Podcastle, a platform specializing in podcast recording and editing, has recently entered the competition for AI text-to-speech technology by launching its self-developed AI model, Asyncflow v1.0. The company has also introduced an API for developers, enabling them to integrate this text-to-speech model directly into their applications.
With Asyncflow v1.0, Podcastle can offer over 450 AI voices for text narration. According to Podcastle, during the development and training of this model, they focused on cost control and efficiency improvement, giving them a competitive edge in the market.
This move places Podcastle alongside companies like ElevenLabs, Speechify, and WellSaid, all of which are working on technologies and models that convert any text into AI-generated voice clips. This technology is widely applicable, spanning marketing, advertising, content creation, education, and corporate training.
Podcastle's founder, Artur Yeritsyan, stated in an interview that the company had planned to develop a text-to-speech model from the beginning, but high development costs and data requirements were once obstacles.

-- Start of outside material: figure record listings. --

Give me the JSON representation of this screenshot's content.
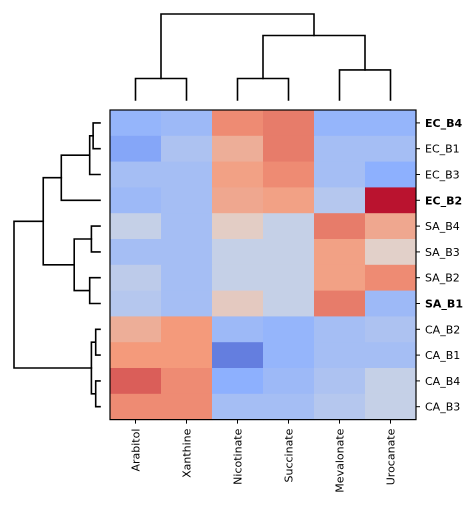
{
  "chart_data": {
    "type": "heatmap",
    "title": "",
    "colormap": "coolwarm",
    "value_range": [
      -1,
      1
    ],
    "legend": "none",
    "columns": [
      "Arabitol",
      "Xanthine",
      "Nicotinate",
      "Succinate",
      "Mevalonate",
      "Urocanate"
    ],
    "rows": [
      "EC_B4",
      "EC_B1",
      "EC_B3",
      "EC_B2",
      "SA_B4",
      "SA_B3",
      "SA_B2",
      "SA_B1",
      "CA_B2",
      "CA_B1",
      "CA_B4",
      "CA_B3"
    ],
    "bold_rows": [
      "EC_B4",
      "EC_B2",
      "SA_B1"
    ],
    "values": [
      [
        -0.45,
        -0.4,
        0.55,
        0.6,
        -0.45,
        -0.45
      ],
      [
        -0.55,
        -0.3,
        0.35,
        0.6,
        -0.35,
        -0.35
      ],
      [
        -0.35,
        -0.35,
        0.45,
        0.55,
        -0.35,
        -0.5
      ],
      [
        -0.4,
        -0.35,
        0.4,
        0.45,
        -0.25,
        0.95
      ],
      [
        -0.15,
        -0.35,
        0.12,
        -0.15,
        0.6,
        0.4
      ],
      [
        -0.35,
        -0.35,
        -0.15,
        -0.15,
        0.45,
        0.1
      ],
      [
        -0.2,
        -0.35,
        -0.15,
        -0.15,
        0.45,
        0.55
      ],
      [
        -0.25,
        -0.35,
        0.15,
        -0.15,
        0.6,
        -0.4
      ],
      [
        0.35,
        0.5,
        -0.4,
        -0.45,
        -0.35,
        -0.3
      ],
      [
        0.5,
        0.5,
        -0.75,
        -0.45,
        -0.35,
        -0.35
      ],
      [
        0.7,
        0.55,
        -0.5,
        -0.4,
        -0.3,
        -0.15
      ],
      [
        0.55,
        0.55,
        -0.35,
        -0.35,
        -0.25,
        -0.15
      ]
    ],
    "column_dendrogram": {
      "leaf_order": [
        "Arabitol",
        "Xanthine",
        "Nicotinate",
        "Succinate",
        "Mevalonate",
        "Urocanate"
      ],
      "merges": [
        [
          0,
          1,
          0.25
        ],
        [
          2,
          3,
          0.25
        ],
        [
          4,
          5,
          0.35
        ],
        [
          7,
          8,
          0.75
        ],
        [
          6,
          9,
          1.0
        ]
      ]
    },
    "row_dendrogram": {
      "leaf_order": [
        "EC_B4",
        "EC_B1",
        "EC_B3",
        "EC_B2",
        "SA_B4",
        "SA_B3",
        "SA_B2",
        "SA_B1",
        "CA_B2",
        "CA_B1",
        "CA_B4",
        "CA_B3"
      ],
      "merges": [
        [
          0,
          1,
          0.08
        ],
        [
          12,
          2,
          0.12
        ],
        [
          13,
          3,
          0.45
        ],
        [
          4,
          5,
          0.1
        ],
        [
          6,
          7,
          0.12
        ],
        [
          15,
          16,
          0.3
        ],
        [
          14,
          17,
          0.66
        ],
        [
          8,
          9,
          0.05
        ],
        [
          10,
          11,
          0.05
        ],
        [
          19,
          20,
          0.1
        ],
        [
          18,
          21,
          1.0
        ]
      ]
    }
  }
}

"We've always wanted to build a powerful text-to-speech model. However, the development costs were very high. Thanks to the rapid advancement of large language models in recent years, we made significant breakthroughs last year, allowing us to create high-quality voice models without needing vast amounts of data," Yeritsyan explained.

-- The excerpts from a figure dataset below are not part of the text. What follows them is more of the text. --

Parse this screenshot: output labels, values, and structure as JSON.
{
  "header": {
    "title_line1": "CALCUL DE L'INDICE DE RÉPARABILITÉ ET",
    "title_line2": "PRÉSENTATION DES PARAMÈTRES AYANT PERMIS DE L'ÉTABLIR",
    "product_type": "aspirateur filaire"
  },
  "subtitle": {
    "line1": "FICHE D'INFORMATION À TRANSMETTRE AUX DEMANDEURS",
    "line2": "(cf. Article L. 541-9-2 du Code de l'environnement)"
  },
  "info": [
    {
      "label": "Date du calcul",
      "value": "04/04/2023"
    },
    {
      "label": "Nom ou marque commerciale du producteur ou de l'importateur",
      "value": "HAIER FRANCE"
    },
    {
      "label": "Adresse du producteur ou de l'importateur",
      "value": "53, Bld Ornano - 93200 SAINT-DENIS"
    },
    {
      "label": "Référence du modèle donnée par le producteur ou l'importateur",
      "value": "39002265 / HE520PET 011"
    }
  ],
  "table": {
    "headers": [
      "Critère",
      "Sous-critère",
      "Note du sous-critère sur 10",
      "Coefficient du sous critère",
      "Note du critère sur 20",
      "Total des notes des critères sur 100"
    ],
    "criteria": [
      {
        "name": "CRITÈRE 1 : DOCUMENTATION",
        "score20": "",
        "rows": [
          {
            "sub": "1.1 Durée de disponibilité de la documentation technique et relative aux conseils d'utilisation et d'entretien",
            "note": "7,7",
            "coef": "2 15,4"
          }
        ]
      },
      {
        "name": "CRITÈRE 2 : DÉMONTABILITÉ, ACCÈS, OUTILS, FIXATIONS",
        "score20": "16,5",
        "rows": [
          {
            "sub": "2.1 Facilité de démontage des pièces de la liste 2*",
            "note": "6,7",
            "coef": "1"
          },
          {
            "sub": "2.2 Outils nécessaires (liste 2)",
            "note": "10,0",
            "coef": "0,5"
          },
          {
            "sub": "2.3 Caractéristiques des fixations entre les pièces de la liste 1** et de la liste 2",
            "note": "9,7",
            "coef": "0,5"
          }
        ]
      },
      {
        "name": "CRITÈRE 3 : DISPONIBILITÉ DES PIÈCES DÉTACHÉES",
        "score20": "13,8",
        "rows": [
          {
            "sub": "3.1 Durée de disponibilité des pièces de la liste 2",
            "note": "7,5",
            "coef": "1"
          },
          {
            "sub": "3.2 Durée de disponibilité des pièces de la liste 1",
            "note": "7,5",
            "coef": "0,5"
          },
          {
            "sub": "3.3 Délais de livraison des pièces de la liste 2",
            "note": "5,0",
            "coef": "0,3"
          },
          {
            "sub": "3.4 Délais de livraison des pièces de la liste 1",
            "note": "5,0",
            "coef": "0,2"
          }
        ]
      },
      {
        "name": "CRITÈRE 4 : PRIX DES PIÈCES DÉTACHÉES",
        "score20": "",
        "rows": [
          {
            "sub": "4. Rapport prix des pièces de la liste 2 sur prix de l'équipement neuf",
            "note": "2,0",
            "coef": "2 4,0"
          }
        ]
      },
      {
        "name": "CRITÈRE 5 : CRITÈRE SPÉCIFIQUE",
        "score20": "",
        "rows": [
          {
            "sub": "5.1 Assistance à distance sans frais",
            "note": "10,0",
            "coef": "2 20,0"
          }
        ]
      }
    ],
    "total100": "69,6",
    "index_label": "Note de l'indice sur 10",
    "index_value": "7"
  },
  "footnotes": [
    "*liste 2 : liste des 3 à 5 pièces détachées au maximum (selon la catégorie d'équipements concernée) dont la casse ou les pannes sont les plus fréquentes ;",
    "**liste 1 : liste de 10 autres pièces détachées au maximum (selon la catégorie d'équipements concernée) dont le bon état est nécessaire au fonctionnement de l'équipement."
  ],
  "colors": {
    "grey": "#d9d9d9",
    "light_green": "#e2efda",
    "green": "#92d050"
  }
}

Last year, Podcastle successfully completed a $13.5 million Series A funding round, providing financial support for the project’s progress.
In terms of pricing, Podcastle charges approximately $40 for every 500 minutes of text-to-speech conversion, while ElevenLabs charges $99 for the same service.
Additionally, Podcastle has upgraded its voice cloning feature, making the training process faster. Previously, users had to read around 70 different sentences, but now, just a few seconds of audio recording can create a voice clone. This new process incorporates Podcastle's Magic Dust AI technology, released last year, to enhance recording quality.
Testing shows that although the voices created through this new process perform well in mimicking tone, they still sound somewhat mechanical. Podcastle says they will continue improving the feature and note that users can achieve varied results by training with different voice samples.
Podcastle also emphasized that beyond cost advantages, integrating audio, video, podcasting, and AI narration tools into a redesigned platform will help it stand out in the competition. Yeritsyan pointed out that while most users currently use Podcastle for audio content, demand for video processing is rapidly increasing.